I narrowed my eyes. “What took longer than you thought?” We ambled to the gate to wait in line to board. I looked behind me to the seat, my hands unused to not having a bag or something to carry. I hated not having anything that was mine, it was an eerie sense of not knowing who I was—I owned nothing—nothing defined me.
She handed over her ticket as we were hustled down the air bridge. “Nothing. Just wanted to say goodbye to a few people.”
My heart thudded. “A few people being Liam?”
Her eyebrows flew into her hair. “Girl, if I knew where that cowardly brother of mine had bolted to, I wouldn’t be standing here. I’d be tracking him down and dragging him kicking and screaming home. He’s left Mum in a right state leaving like that. Dad said he got an email telling them not to worry, but hell, that boy needs a punch in the face.”
A small smile tugged my lips. At least we saw eye to eye on that. “You’d tell me… if you knew where he’d gone?” My voice barely hid the emotional roller coaster I was on.
Joslyn rolled her eyes. “The minute I know, I’ll tell you. I personally want to be there when you lace into him. And if it stops you worrying, I was saying goodbye to Nikolai.”

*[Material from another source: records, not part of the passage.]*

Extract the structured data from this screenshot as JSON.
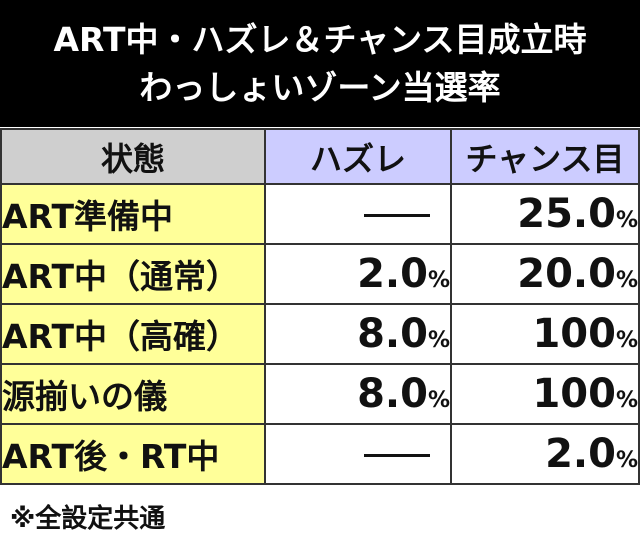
{
  "title": {
    "line1": "ART中・ハズレ＆チャンス目成立時",
    "line2": "わっしょいゾーン当選率"
  },
  "table": {
    "headers": [
      "状態",
      "ハズレ",
      "チャンス目"
    ],
    "rows": [
      {
        "label": "ART準備中",
        "hazure": "—",
        "chance": "25.0%"
      },
      {
        "label": "ART中（通常）",
        "hazure": "2.0%",
        "chance": "20.0%"
      },
      {
        "label": "ART中（高確）",
        "hazure": "8.0%",
        "chance": "100%"
      },
      {
        "label": "源揃いの儀",
        "hazure": "8.0%",
        "chance": "100%"
      },
      {
        "label": "ART後・RT中",
        "hazure": "—",
        "chance": "2.0%"
      }
    ]
  },
  "note": "※全設定共通"
}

My ears pricked at her tone. Oh no, she wasn’t interested in him, was she? Before I could worry, unhappiness slammed into me again. Jos thought I’d see Liam soon. I didn’t have the heart to tell her I wasn’t holding my breath on that happening. If what the doctor said was true, the twenty percent chance he might heal and come back to me were sl
im. I couldn’t wait around pining for him. I’d go insane. The only way my heart would mend, and I could continue living with the gaping cannonball-sized hole in my chest, was to let Liam go. Just like he let me go.
Joslyn stepped over the lip of the air bridge and onto the plane.

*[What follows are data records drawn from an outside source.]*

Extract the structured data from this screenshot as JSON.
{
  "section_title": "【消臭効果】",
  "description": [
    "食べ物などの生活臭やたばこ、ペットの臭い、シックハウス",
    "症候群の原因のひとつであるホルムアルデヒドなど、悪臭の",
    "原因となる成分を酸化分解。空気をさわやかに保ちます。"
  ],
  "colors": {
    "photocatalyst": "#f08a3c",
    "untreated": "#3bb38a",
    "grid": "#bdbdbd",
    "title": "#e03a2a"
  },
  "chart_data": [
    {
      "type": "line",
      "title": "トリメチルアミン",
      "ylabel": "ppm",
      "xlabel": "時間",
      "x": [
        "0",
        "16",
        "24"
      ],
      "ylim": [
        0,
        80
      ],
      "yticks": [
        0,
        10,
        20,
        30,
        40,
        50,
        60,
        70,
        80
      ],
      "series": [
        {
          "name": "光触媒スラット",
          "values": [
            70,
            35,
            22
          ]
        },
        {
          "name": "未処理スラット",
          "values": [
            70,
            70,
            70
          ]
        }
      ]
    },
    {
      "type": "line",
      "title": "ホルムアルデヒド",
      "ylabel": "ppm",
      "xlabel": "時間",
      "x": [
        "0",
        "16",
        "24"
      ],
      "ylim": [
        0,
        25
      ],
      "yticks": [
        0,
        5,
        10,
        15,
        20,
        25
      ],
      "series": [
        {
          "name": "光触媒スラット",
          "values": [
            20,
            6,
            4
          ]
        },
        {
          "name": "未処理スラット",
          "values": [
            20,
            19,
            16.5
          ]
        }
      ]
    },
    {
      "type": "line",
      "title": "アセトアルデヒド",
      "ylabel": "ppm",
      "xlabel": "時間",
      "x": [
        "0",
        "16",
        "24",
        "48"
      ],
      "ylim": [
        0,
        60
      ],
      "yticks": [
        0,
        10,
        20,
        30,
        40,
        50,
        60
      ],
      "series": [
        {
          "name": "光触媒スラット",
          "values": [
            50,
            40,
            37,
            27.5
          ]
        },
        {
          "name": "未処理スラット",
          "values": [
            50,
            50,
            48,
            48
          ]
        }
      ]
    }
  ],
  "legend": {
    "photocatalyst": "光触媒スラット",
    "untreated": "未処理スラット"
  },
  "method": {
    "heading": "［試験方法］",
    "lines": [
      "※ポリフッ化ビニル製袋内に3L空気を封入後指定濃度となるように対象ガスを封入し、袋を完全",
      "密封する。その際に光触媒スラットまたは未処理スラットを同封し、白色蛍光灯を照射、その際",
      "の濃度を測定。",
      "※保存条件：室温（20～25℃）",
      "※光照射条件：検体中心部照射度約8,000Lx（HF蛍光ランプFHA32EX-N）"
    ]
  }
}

I followed and the moment my foot touched the carpeted aisle, my world imploded into a flashback.
Flames.
Hot.
Gusty.
Time warped, and I hurtled back to the crash, reliving everything in minute detail.
A sonorous boom tore through the air, smashing into my eardrums with the force of a fist.
Fuck!
The plane bucked and shuddered as shrieking metal and thundering pandemonium hammered the cabin.
The plane jerked, bucked, and yawed.
I took a deep breath. Then my stomach was left at ten thousand feet as we nosedived.
My flashback was interrupted by a passenger jostling behind me. I moved forward, following the procession onboard. The moment I took my seat, it continued, sucking me into the past my mind had tried to forget.
I fast forwarded through talking to Anderson and Liam on the inflight phone, dealing with scared passengers. And just when I thought I remembered everything, that my stint in a hospital was a crazy mistake, my brain unlocked what really happened.
We soared lower and lower to the sparkling teal ocean.
The split moment before we touched down, I took a deep breath and held it. Gripping my harness over my breasts, I closed my eyes.
The plane shattered against tarmac—the teeth-clenching metallic screech scraped along my bones. We bounced into the sky again, and my harness unlocked. I flew to the ceiling with the bucking of the plane, my neck crumbled, and I splatted against the aircraft floor.
Pain. Unbearable, unimaginable pain jack-knifed down my spine. My vision turned grey as adrenaline tried to suck me under to stop dealing with the agony.
The metallic screeching kept getting louder. We bounced and kangarooed down the runway till a wing tip connected with tarmac.